大きな公園のなかで行われているような立地で、敷地内にステージなどがあり、ローカルのカラオケ大会が行われていたり、高校生くらいの子どもたちがダンスの練習をしていたりしていた。
夜市というと、雑多でかなり賑やかなイメージで、楽しいけれど人混みが苦手な私は正直ちょっと疲れる部分があったけど、ここは本当にのんびりゆったり楽しめた。
そうそう、台湾といえば薄い皮にスープがタプタプに入った小籠包がメジャーだけど、東側の小籠包はちょっと違う。
手のひらサイズよりも小さな肉まんって感じ。大抵1個から買える。
ひと口サイズの小籠包をイメージして8個とか頼むと食べきれない量になるのでご注意を。
実は本来小籠包というのは、この肉まんスタイルが正式なのだとか。
薄皮スープタプタプの小籠包は、正式には「小籠湯包」、つまりスープ入り小籠包みたいな料理なのだ。
でも、小籠湯包のが有名になりすぎて、いつの間にかあれが小籠包と呼ばれるようになったっぽい。
ちなみに、味もめちゃくちゃ美味しい。
生地がほんのり甘くて、ふわふわともっちりの良いとこ取り。
餡は、豚とネギの甘みが効いていて、つけダレがあるんけれど、タレ無しで十分美味しい。
小籠湯包は日本でも割と食べられるお店が増えたし、機会があれば、本当の(?)小籠包を食べてみてほしい。
交通量は多くないけど、全体的に道路も歩道も綺麗に整備されていた。
歩き旅では、道路の歩きやすさが特に気になるね。
宿の近くにあって、いつ見ても賑わっていた食堂へ。
お店の看板に書いてあった小巻米粉と、大好きな豆皮の煮物を注文。
小巻米粉は、南部料理っぽいんだけど、簡単に言えばイカ入りヌードル。
でも、太くて白くて短くて、一般的にイメージする細麺のようなものとは違う米苔目(ミータイム―)というお米から作られた麺が特徴的。
ここ、台湾では珍しく盛りがよくて、イカの他に鶏団子、さつま芋、海藻などなどなど超具沢山で、1人で食べるには結構な量だった。
周りを見ると、やはりほとんどの人がシェアして食べている。
食べきれるかな~と不安になりながらも一口食べると、めっっっっちゃ美味しい。うわ、美味しい!

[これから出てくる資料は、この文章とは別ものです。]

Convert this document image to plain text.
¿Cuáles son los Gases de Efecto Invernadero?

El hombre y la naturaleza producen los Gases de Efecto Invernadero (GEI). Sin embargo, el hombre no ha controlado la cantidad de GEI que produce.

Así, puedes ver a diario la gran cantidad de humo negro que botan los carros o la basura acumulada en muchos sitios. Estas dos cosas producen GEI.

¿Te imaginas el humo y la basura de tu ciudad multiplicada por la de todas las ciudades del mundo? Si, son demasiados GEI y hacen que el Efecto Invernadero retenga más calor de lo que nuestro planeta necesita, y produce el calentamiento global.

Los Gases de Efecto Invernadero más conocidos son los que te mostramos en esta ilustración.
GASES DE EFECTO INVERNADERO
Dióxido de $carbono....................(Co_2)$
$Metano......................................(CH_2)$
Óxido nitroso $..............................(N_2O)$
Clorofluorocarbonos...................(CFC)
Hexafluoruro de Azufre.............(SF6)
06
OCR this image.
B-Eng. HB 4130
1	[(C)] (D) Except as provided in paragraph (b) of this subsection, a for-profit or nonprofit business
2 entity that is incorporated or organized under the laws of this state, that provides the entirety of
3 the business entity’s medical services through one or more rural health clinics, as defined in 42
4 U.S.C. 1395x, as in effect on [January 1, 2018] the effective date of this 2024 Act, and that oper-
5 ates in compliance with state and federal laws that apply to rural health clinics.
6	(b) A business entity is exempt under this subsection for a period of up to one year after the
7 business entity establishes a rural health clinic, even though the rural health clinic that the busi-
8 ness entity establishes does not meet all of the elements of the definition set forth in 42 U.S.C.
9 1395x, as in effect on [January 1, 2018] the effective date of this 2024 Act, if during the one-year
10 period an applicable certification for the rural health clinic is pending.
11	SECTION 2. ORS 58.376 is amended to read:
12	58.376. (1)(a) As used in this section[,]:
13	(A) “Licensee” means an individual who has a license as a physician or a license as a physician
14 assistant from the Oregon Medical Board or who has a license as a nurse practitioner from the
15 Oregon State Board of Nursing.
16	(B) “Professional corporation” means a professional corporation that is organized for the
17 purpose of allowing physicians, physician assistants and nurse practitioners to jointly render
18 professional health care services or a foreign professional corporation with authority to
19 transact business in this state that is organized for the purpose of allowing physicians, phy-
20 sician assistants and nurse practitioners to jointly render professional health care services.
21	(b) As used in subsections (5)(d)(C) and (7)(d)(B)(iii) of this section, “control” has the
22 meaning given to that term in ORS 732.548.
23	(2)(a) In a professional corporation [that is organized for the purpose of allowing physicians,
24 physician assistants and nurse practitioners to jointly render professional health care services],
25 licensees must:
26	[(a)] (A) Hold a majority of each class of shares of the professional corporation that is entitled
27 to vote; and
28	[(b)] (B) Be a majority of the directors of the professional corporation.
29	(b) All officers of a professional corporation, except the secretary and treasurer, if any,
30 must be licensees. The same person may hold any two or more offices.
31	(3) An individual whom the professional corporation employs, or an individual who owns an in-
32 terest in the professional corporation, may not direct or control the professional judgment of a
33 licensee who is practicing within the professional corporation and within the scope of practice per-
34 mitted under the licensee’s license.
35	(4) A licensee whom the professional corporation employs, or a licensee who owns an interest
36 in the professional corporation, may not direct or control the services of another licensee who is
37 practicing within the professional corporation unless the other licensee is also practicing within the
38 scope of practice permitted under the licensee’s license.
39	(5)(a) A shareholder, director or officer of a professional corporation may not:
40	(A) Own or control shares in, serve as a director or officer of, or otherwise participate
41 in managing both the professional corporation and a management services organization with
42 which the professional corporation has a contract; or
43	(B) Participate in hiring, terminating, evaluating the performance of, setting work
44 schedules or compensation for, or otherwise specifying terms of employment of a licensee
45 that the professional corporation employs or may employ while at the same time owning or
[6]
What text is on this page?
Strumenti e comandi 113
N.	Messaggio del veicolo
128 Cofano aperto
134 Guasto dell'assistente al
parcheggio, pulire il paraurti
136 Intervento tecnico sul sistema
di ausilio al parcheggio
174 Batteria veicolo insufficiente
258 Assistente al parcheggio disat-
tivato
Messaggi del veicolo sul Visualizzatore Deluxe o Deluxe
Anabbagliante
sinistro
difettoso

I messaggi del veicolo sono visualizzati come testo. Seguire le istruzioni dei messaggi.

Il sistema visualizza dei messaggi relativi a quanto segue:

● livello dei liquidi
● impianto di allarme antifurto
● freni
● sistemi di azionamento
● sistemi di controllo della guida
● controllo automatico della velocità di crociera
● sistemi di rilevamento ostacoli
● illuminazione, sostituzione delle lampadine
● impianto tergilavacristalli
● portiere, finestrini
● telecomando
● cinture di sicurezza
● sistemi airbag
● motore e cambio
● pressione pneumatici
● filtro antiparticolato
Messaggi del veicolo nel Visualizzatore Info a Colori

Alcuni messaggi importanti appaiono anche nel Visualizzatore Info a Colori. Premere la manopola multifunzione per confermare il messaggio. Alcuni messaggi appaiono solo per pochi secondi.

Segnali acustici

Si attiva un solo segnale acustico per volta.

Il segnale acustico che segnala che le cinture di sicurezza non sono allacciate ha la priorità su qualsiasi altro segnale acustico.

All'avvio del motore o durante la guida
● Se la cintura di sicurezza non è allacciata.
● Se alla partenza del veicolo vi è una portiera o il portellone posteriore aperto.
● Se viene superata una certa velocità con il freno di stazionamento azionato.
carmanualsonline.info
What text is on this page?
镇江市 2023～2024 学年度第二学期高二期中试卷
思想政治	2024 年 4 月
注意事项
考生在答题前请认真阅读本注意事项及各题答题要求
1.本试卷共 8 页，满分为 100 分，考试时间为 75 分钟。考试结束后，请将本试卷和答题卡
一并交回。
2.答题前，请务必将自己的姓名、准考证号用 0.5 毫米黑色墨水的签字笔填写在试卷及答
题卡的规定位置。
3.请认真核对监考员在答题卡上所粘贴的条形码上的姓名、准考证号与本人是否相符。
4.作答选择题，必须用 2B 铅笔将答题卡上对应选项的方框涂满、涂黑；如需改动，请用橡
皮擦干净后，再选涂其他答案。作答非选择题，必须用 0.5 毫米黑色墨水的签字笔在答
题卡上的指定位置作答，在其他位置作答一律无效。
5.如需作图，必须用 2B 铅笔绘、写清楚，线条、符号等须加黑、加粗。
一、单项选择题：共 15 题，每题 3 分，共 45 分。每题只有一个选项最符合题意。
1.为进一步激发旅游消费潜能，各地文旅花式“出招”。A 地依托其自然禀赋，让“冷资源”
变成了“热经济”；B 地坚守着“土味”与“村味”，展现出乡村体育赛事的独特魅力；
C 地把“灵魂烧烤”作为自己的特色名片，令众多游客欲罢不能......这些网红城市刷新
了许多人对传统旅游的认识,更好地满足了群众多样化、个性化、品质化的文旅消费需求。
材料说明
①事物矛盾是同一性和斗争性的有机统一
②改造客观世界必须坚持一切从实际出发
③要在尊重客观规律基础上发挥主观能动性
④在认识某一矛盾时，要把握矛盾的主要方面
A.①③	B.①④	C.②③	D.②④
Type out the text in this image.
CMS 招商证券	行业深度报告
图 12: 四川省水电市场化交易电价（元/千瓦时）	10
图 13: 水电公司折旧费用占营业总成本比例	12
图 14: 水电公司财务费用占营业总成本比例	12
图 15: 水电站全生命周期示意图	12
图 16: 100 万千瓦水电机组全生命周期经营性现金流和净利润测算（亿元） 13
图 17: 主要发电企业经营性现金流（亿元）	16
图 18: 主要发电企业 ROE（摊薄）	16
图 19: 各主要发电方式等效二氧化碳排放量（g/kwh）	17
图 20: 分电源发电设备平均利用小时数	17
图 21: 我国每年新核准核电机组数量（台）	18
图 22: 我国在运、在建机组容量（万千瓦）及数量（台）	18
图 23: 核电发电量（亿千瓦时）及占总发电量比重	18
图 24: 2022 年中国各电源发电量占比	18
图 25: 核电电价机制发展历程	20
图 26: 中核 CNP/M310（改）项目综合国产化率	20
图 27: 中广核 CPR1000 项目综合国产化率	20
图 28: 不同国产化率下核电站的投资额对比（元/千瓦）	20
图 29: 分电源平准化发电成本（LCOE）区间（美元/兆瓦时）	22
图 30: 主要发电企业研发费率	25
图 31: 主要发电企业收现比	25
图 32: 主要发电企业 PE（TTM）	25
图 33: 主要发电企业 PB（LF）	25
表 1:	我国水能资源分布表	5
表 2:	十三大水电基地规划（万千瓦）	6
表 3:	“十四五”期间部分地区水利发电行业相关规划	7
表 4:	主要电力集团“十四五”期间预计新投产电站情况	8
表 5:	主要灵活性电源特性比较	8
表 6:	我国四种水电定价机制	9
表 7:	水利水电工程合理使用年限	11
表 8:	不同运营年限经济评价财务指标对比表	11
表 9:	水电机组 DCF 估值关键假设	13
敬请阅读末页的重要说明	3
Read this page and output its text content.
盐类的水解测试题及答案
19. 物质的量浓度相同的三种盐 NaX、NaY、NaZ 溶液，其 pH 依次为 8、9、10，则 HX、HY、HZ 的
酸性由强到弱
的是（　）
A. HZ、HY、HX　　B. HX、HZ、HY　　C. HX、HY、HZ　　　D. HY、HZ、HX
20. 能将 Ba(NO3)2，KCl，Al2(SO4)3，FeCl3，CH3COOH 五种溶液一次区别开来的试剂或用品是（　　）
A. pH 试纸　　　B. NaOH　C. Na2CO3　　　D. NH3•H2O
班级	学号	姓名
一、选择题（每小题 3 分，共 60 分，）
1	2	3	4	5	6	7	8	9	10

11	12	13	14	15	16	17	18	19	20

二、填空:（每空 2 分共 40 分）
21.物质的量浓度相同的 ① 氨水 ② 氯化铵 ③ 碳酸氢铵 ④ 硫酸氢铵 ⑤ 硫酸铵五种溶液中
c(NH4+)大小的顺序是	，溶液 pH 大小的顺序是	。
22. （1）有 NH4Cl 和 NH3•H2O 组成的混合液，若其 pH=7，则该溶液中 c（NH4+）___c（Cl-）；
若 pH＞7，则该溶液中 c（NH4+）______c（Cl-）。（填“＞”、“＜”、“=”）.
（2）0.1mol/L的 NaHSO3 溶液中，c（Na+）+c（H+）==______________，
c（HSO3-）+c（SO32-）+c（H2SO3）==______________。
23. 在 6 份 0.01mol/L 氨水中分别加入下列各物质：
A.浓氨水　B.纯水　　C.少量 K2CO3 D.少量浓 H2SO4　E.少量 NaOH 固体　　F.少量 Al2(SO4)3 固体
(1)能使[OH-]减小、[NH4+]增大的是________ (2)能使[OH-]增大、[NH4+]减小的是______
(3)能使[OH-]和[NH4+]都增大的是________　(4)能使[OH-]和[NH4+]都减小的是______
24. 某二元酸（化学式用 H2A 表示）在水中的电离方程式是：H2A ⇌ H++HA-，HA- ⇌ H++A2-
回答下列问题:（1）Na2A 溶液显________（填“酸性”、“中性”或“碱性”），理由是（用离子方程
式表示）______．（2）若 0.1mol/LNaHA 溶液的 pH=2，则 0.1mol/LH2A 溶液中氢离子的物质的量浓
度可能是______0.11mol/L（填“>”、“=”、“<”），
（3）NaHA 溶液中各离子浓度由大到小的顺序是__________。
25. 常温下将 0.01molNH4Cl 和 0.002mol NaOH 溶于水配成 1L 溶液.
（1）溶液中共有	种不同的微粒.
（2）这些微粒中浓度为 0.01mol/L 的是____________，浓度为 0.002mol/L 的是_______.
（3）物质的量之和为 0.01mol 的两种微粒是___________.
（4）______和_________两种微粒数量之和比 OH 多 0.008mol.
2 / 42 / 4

しかも、豆皮もいままで食べた中で一番美味しいじゃないか!!!この店は…すごい!
麺のトッピングも全部美味しくて、興奮気味に食べていたのだけれど、途中で紙ナプキンが欲しくて、一瞬席を離れた。
そう、本当に一瞬だった。
席に戻ると、料理が消えていた。
え…?
わけがわからず突っ立っていると、私が座っていた場所に、新しいお客さんたちが腰を掛ける。
ああ、ミスった。
1人で席を離れる時は、ティッシュなりなんなり、物を置いていくんだった。
帰ったと思われたんだ。
まだ半分以上あったのに…そんな…
でもこれは私が悪い。文句も言えない。私の席はもう無いし。
そうして大人しく店を出るも、悲しいというより、もう面白くて、楽しくて、笑いながら歩いていた。
いやいや、こういうまさかなことが起こるから旅は楽しいんだよな。
いいよいいよ、どんどん頂戴!!
それにしても、めちゃくちゃ美味しかったのに、まるで口に合わず半分以上残したと思われたならお店の人に申し訳ないな。
あれは量が多くても頑張って完食したくらいの美味しさだったのに。
という要らぬ心配などをしてみたり。
ああ、楽しいや。
言葉が通じない、文化が違う、当たり前が違う、ってことは、否定し合ったりいがみ合ったりするのではなく、面白がるものだよな。
価値観の違いも、他人の思いがけない言動も、「なんでやねんwwwwwwwおもろwwwwwww」で受け止められたら、もっと人生は楽しくなりそうだ。
自分をガチガチに固めていたものが、少しずつ剝がれていくような感覚。
考え方や心の持ちようが、どんどん柔らかくなっていた。